The Evenson cut-point classification method [20] was applied to categorize activity intensity levels, with thresholds defined as follows: SB (0-100 counts per minute [cpm]), LPA; 101-2,295 cpm), moderate PA (MPA; 2,296-4,011 cpm), and vigorous PA (VPA; ≥4,012 cpm). A threshold of 20 min was used to distinguish prolonged sedentary bouts; sedentary periods exceeding this duration were identified as PSB [21]. These cut-points have been validated in previous research and demonstrate high reliability and validity in assessing PA levels among children and adolescents [22].
The monitoring period was further categorized into four distinct temporal segments: weekdays versus weekends, and school hours versus out-of-school hours on weekdays. Weekdays were defined as Monday through Friday, and weekends included Saturday and Sunday. For middle school students, school hours spanned 9:00 to 18:00, with out-of-school hours defined as 18:00–24:00 and 0:00–9:00. For high school students, school hours were from 8:00 to 22:00, with out-of-school hours defined as 22:00–24:00 and 0:00–8:00.

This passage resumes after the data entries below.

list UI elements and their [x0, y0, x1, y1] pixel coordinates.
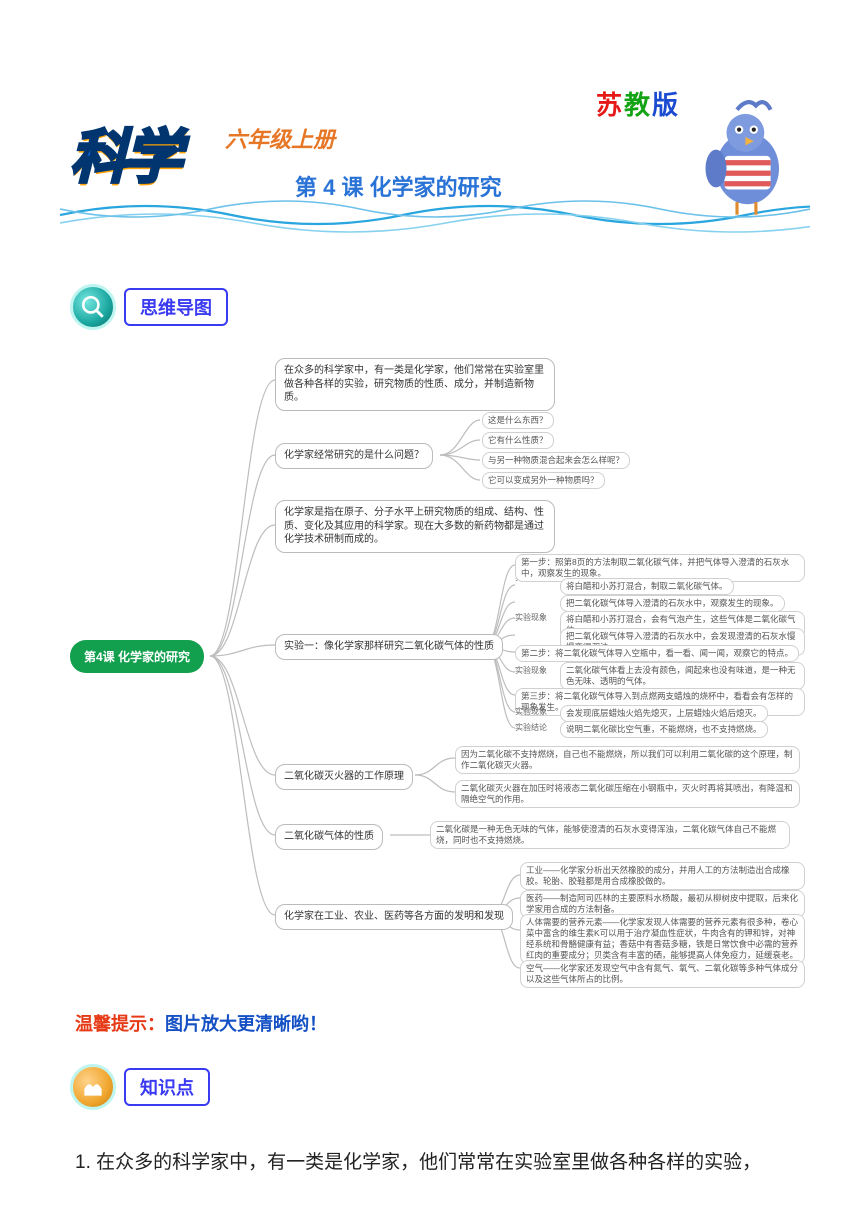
mindmap-node-definition: 化学家是指在原子、分子水平上研究物质的组成、结构、性质、变化及其应用的科学家。现… — [275, 500, 555, 553]
n7-l2: 人体需要的营养元素——化学家发现人体需要的营养元素有很多种，卷心菜中富含的维生素… — [520, 914, 805, 964]
n4-key-9: 实验结论 — [515, 722, 547, 733]
n4-v9: 说明二氧化碳比空气重，不能燃烧，也不支持燃烧。 — [560, 721, 768, 738]
n4-v5: 第二步：将二氧化碳气体导入空瓶中，看一看、闻一闻，观察它的特点。 — [515, 645, 799, 662]
mindmap: 第4课 化学家的研究 在众多的科学家中，有一类是化学家，他们常常在实验室里做各种… — [70, 340, 810, 980]
grade-suffix: 上册 — [291, 127, 335, 152]
hint-blue: 图片放大更清晰哟！ — [165, 1014, 327, 1034]
mindmap-node-experiment: 实验一：像化学家那样研究二氧化碳气体的性质 — [275, 634, 503, 660]
section-mindmap-label: 思维导图 — [124, 288, 228, 326]
n7-l3: 空气——化学家还发现空气中含有氮气、氧气、二氧化碳等多种气体成分以及这些气体所占… — [520, 960, 805, 988]
n4-v2: 把二氧化碳气体导入澄清的石灰水中，观察发生的现象。 — [560, 595, 785, 612]
n4-v8: 会发现底层蜡烛火焰先熄灭，上层蜡烛火焰后熄灭。 — [560, 705, 768, 722]
magnifier-icon — [70, 284, 116, 330]
n4-key-3: 实验现象 — [515, 612, 547, 623]
brand-char-1: 苏 — [596, 90, 624, 120]
grade-label: 六年级上册 — [225, 122, 335, 154]
n5-l0: 因为二氧化碳不支持燃烧，自己也不能燃烧，所以我们可以利用二氧化碳的这个原理，制作… — [455, 746, 800, 774]
n6-l: 二氧化碳是一种无色无味的气体，能够使澄清的石灰水变得浑浊，二氧化碳气体自己不能燃… — [430, 821, 790, 849]
n5-l1: 二氧化碳灭火器在加压时将液态二氧化碳压缩在小钢瓶中，灭火时再将其喷出，有降温和隔… — [455, 780, 800, 808]
subject-logo-text: 科学 — [70, 125, 178, 190]
grade-prefix: 六年级 — [225, 127, 291, 152]
brand-tag: 苏教版 — [596, 85, 680, 122]
leaf-q3: 与另一种物质混合起来会怎么样呢？ — [482, 452, 630, 469]
section-mindmap-badge: 思维导图 — [70, 284, 228, 330]
section-knowledge-label: 知识点 — [124, 1068, 210, 1106]
leaf-q1: 这是什么东西？ — [482, 412, 554, 429]
hint-text: 温馨提示：图片放大更清晰哟！ — [75, 1010, 327, 1036]
section-knowledge-badge: 知识点 — [70, 1064, 210, 1110]
n4-v1: 将白醋和小苏打混合，制取二氧化碳气体。 — [560, 578, 734, 595]
mindmap-node-discoveries: 化学家在工业、农业、医药等各方面的发明和发现 — [275, 904, 513, 930]
leaf-q2: 它有什么性质？ — [482, 432, 554, 449]
mindmap-root: 第4课 化学家的研究 — [70, 640, 204, 673]
mindmap-node-extinguisher: 二氧化碳灭火器的工作原理 — [275, 764, 413, 790]
bird-mascot-icon — [695, 95, 800, 215]
brand-char-2: 教 — [624, 90, 652, 120]
n4-key-6: 实验现象 — [515, 665, 547, 676]
mindmap-node-properties: 二氧化碳气体的性质 — [275, 824, 383, 850]
hint-red: 温馨提示： — [75, 1014, 165, 1034]
hands-icon — [70, 1064, 116, 1110]
n4-v6: 二氧化碳气体看上去没有颜色，闻起来也没有味道，是一种无色无味、透明的气体。 — [560, 662, 805, 690]
leaf-q4: 它可以变成另外一种物质吗？ — [482, 472, 605, 489]
body-paragraph: 1. 在众多的科学家中，有一类是化学家，他们常常在实验室里做各种各样的实验， — [75, 1145, 800, 1181]
page-header: 苏教版 科学 六年级上册 第 4 课 化学家的研究 — [0, 0, 860, 270]
brand-char-3: 版 — [652, 90, 680, 120]
subject-logo: 科学 — [70, 110, 178, 194]
mindmap-node-questions: 化学家经常研究的是什么问题？ — [275, 443, 433, 469]
mindmap-node-intro: 在众多的科学家中，有一类是化学家，他们常常在实验室里做各种各样的实验，研究物质的… — [275, 358, 555, 411]
n4-key-8: 实验现象 — [515, 706, 547, 717]
n7-l0: 工业——化学家分析出天然橡胶的成分，并用人工的方法制造出合成橡胶。轮胎、胶鞋都是… — [520, 862, 805, 890]
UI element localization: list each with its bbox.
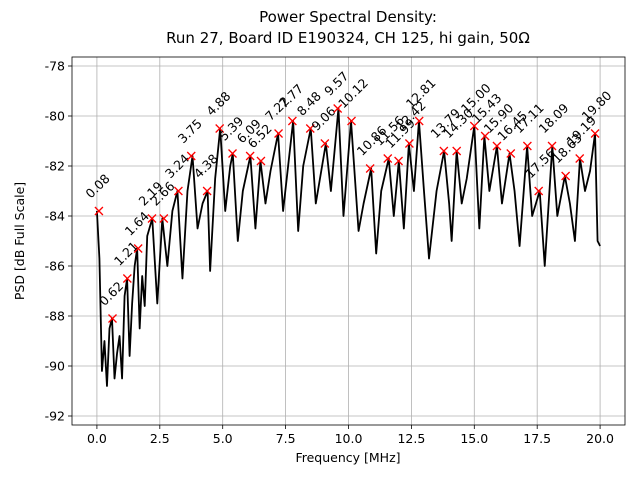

It should be noted that although the Xizang Autonomous Region is geographically located in the sixth time zone (approximately two hours behind Beijing, which is in the eighth time zone), the entire country operates on Beijing Standard Time. Therefore, local students’ rest schedules are adjusted in accordance with natural daylight patterns to accommodate the geographical environment.
Body mass index (BMI)
Height measurements were obtained following standardized protocols. Participants stood barefoot on a stadiometer base plate with their backs against the vertical column. They were instructed to maintain an upright posture with their torso straight and head positioned in the Frankfort horizontal plane. Measurements were recorded in centimeters, precise to one decimal place, with a tolerance of ± 0.5 cm.
Body weight was measured with participants wearing light clothing and standing barefoot on the center of a calibrated weighing platform. Participants were instructed to stand naturally and maintain a stable posture. Weight was recorded in kilograms, precise to one decimal place, with an accuracy of ± 0.1 kg.
After obtaining height and weight measurements, BMI was calculated using the formula: BMI = Weight (kg)/Height (m)2.
Socioeconomic Status (SES)
In this study, family SES was assessed using a questionnaire[the questionnaire guide can be found in Supplementary Document 1] that measured parental education level, parental occupation, and household income, following the method outlined by Guo et al. [23]. Parental education was scored based on the number of years of schooling completed. Parental occupation was classified according to the International Standard Classification of Occupations (ISCO). Household monthly income was categorized into four income brackets; each assigned a score: ≤2,000 RMB = 2 points; 2,001–5,000 RMB = 5 points; 5,001–8,000 RMB = 8 points; 8,000 RMB = 10 points.
The collected data underwent screening and transformation, with missing values addressed appropriately. All variables were standardized before performing principal component analysis to derive the composite SES score.
Statistical analyses
The normality of the data was evaluated using histograms and Q-Q plots, which confirmed that the data followed a normal distribution. Consequently, a one-way analysis of covariance was conducted to examine ethnic differences in PA and SB patterns between Tibetan and Han Chinese adolescents, with age, BMI, SES, and accelerometer wear time included as covariates. All statistical analyses were performed using IBM SPSS Statistics version 23.0 (IBM Corp., Armonk, NY, USA). The significance level was set at p < 0.05. Effect sizes were interpreted according to established benchmarks: small (η2 ≤ 0.01), medium (0.01 < η2 ≤ 0.06), and large (η2 > 0.14) [24].